SULTRACK.COM – Badan Pusat Statistik (BPS) Provinsi Sulawesi Tenggara (Sultra), resmi mencanangkan pelaksanaan Sensus Ekonomi 2026 (SE2026) melalui Apel Gabungan yang digelar di Lapangan Kantor Gubernur Sultra, Senin (15/6/2026).
Kegiatan yang dirangkaikan dengan apel gabungan pegawai Pemerintah Provinsi Sultra itu dipimpin Wakil Kepala BPS RI, Sonny Harry Budiutomo Harmadi, dan dihadiri Wakil Gubernur Sultra, unsur Forkopimda, penjabat Setda Provinsi Sultra, Wakil Wali Kota Kendari, pimpinan instansi vertikal, BUMN/BUMD, asosiasi usaha, media massa, serta jajaran BPS se-Sultra. Jumlah peserta apel tercatat lebih dari 1.200 orang.
Sebagai tanda dimulainya pendataan lapangan SE2026, Wakil Kepala BPS RI memasangkan rompi dan tanda pengenal kepada perwakilan petugas sensus. Sebanyak lebih dari 2.600 petugas akan diterjunkan untuk melakukan pendataan usaha dan aktivitas ekonomi keluarga di seluruh wilayah Sultra.
Pada kesempatan yang sama, Wakil Gubernur Sultra, Ir Hugua membacakan deklarasi dukungan sekaligus menandatangani komitmen bersama untuk menyukseskan pelaksanaan SE2026 sebagai bentuk dukungan pemerintah daerah terhadap penyediaan data ekonomi yang berkualitas.
Dalam amanatnya, Sonny menyampaikan apresiasi kepada Pemerintah Provinsi Sulawesi Tenggara atas dukungan yang diberikan dalam pelaksanaan sensus tersebut. Menurutnya, pembangunan yang tepat sasaran harus didasarkan pada data yang akurat dan terpercaya.
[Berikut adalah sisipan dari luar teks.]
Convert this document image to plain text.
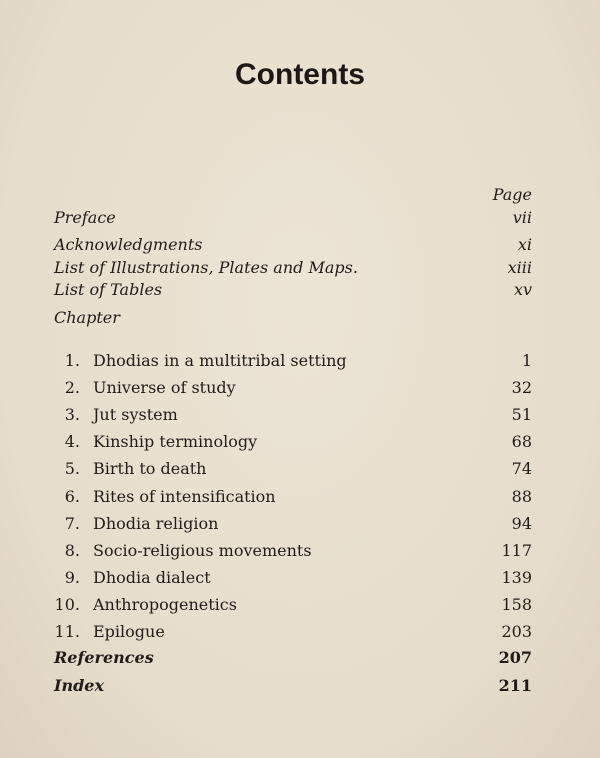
Contents
Page
Preface	vii
Acknowledgments	xi
List of Illustrations, Plates and Maps.	xiii
List of Tables	xv
Chapter
1. Dhodias in a multitribal setting	1
2. Universe of study	32
3. Jut system	51
4. Kinship terminology	68
5. Birth to death	74
6. Rites of intensification	88
7. Dhodia religion	94
8. Socio-religious movements	117
9. Dhodia dialect	139
10. Anthropogenetics	158
11. Epilogue	203
References	207
Index	211
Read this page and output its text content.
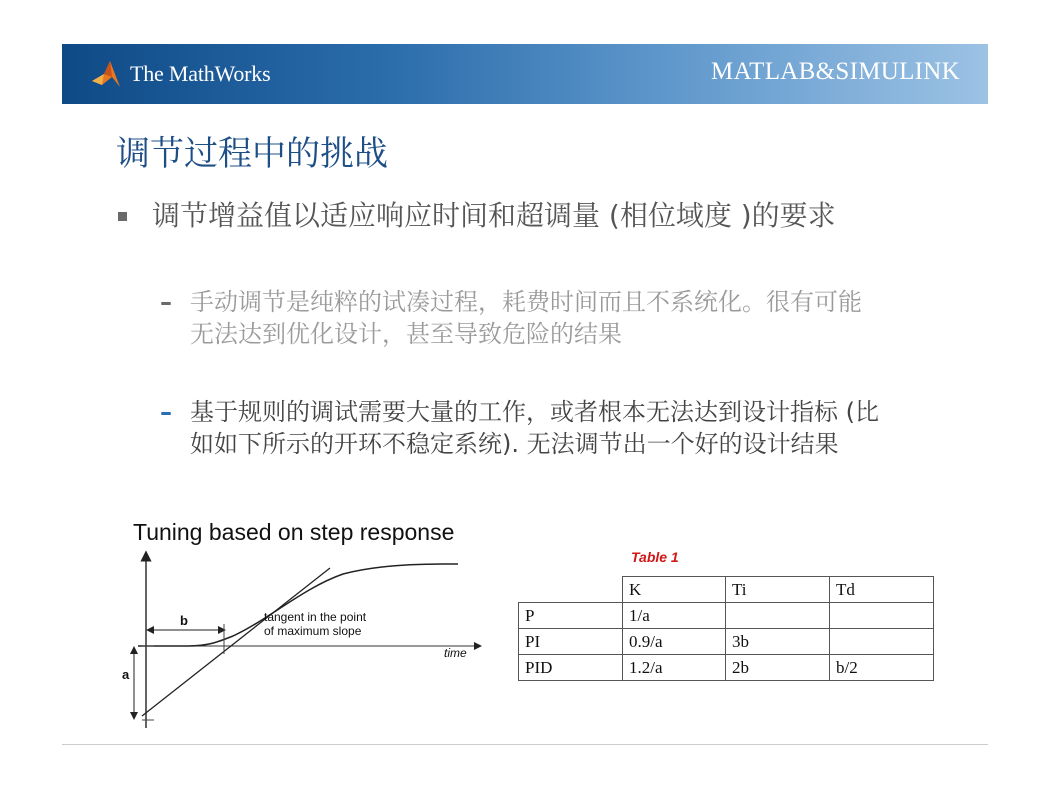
The MathWorks	MATLAB&SIMULINK
调节过程中的挑战
调节增益值以适应响应时间和超调量 (相位域度 )的要求
– 手动调节是纯粹的试凑过程，耗费时间而且不系统化。很有可能无法达到优化设计，甚至导致危险的结果
– 基于规则的调试需要大量的工作，或者根本无法达到设计指标 (比如如下所示的开环不稳定系统). 无法调节出一个好的设计结果
Tuning based on step response
b
a
tangent in the point
of maximum slope
time
Table 1
	K	Ti	Td
P	1/a		
PI	0.9/a	3b	
PID	1.2/a	2b	b/2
Ia juga mengaku bangga dapat menyaksikan langsung hari pertama pendataan Sensus Ekonomi 2026 di Sulawesi Tenggara. Menurutnya, 15 Juni 2026 menjadi momentum penting karena menandai dimulainya pendataan lapangan secara serentak di seluruh Indonesia.
“Setiap usaha yang didata akan menjadi bagian penting dalam fondasi penyusunan kebijakan pembangunan Indonesia di masa depan,” ujarnya.
Sonny menjelaskan, Sensus Ekonomi merupakan kegiatan strategis yang dilaksanakan setiap 10 tahun sekali untuk memotret struktur dan karakteristik perekonomian nasional. Pada pelaksanaan tahun 2026, terdapat sejumlah pembaruan dibandingkan sensus sebelumnya.
Untuk pertama kalinya, cakupan sensus diperluas dengan memasukkan sektor pertanian, kehutanan, dan perikanan ke dalam pendataan. Selain itu, pendataan juga menjangkau aktivitas ekonomi keluarga secara door to door sehingga diharapkan mampu memberikan gambaran yang lebih lengkap mengenai kondisi ekonomi nasional maupun daerah.
“Ini merupakan langkah penting untuk memperoleh data yang lebih komprehensif, termasuk sektor-sektor yang selama ini menjadi tulang punggung ekonomi masyarakat,” katanya.
Pendataan lapangan SE2026 akan berlangsung selama dua setengah bulan, mulai 15 Juni hingga 31 Agustus 2026. Jangka waktu tersebut disiapkan agar seluruh aktivitas ekonomi dapat terdata secara optimal dan tidak ada usaha yang terlewatkan.
Dalam kesempatan itu, Sonny mengajak seluruh pelaku usaha, UMKM, pemerintah daerah, akademisi, media, dan masyarakat untuk mendukung pelaksanaan sensus melalui gerakan TIR, yakni Terima kedatangan petugas sensus, Isi data dengan benar, dan Rahasia data terjaga.
Ia menegaskan bahwa seluruh data yang diberikan masyarakat akan dijaga kerahasiaannya sesuai ketentuan perundang-undangan yang berlaku.
Menutup amanatnya, Sonny menekankan bahwa keberhasilan Sensus Ekonomi 2026 bukan hanya keberhasilan BPS, melainkan keberhasilan seluruh bangsa Indonesia. Karena itu, ia mengajak seluruh pemerintah daerah, mulai dari tingkat provinsi, kabupaten, kota hingga desa, untuk berperan aktif menyukseskan pelaksanaan SE2026.
“Sensus Ekonomi bukan milik BPS semata, tetapi milik seluruh bangsa Indonesia untuk mewujudkan pembangunan yang lebih tepat sasaran dan berkelanjutan,” pungkasnya.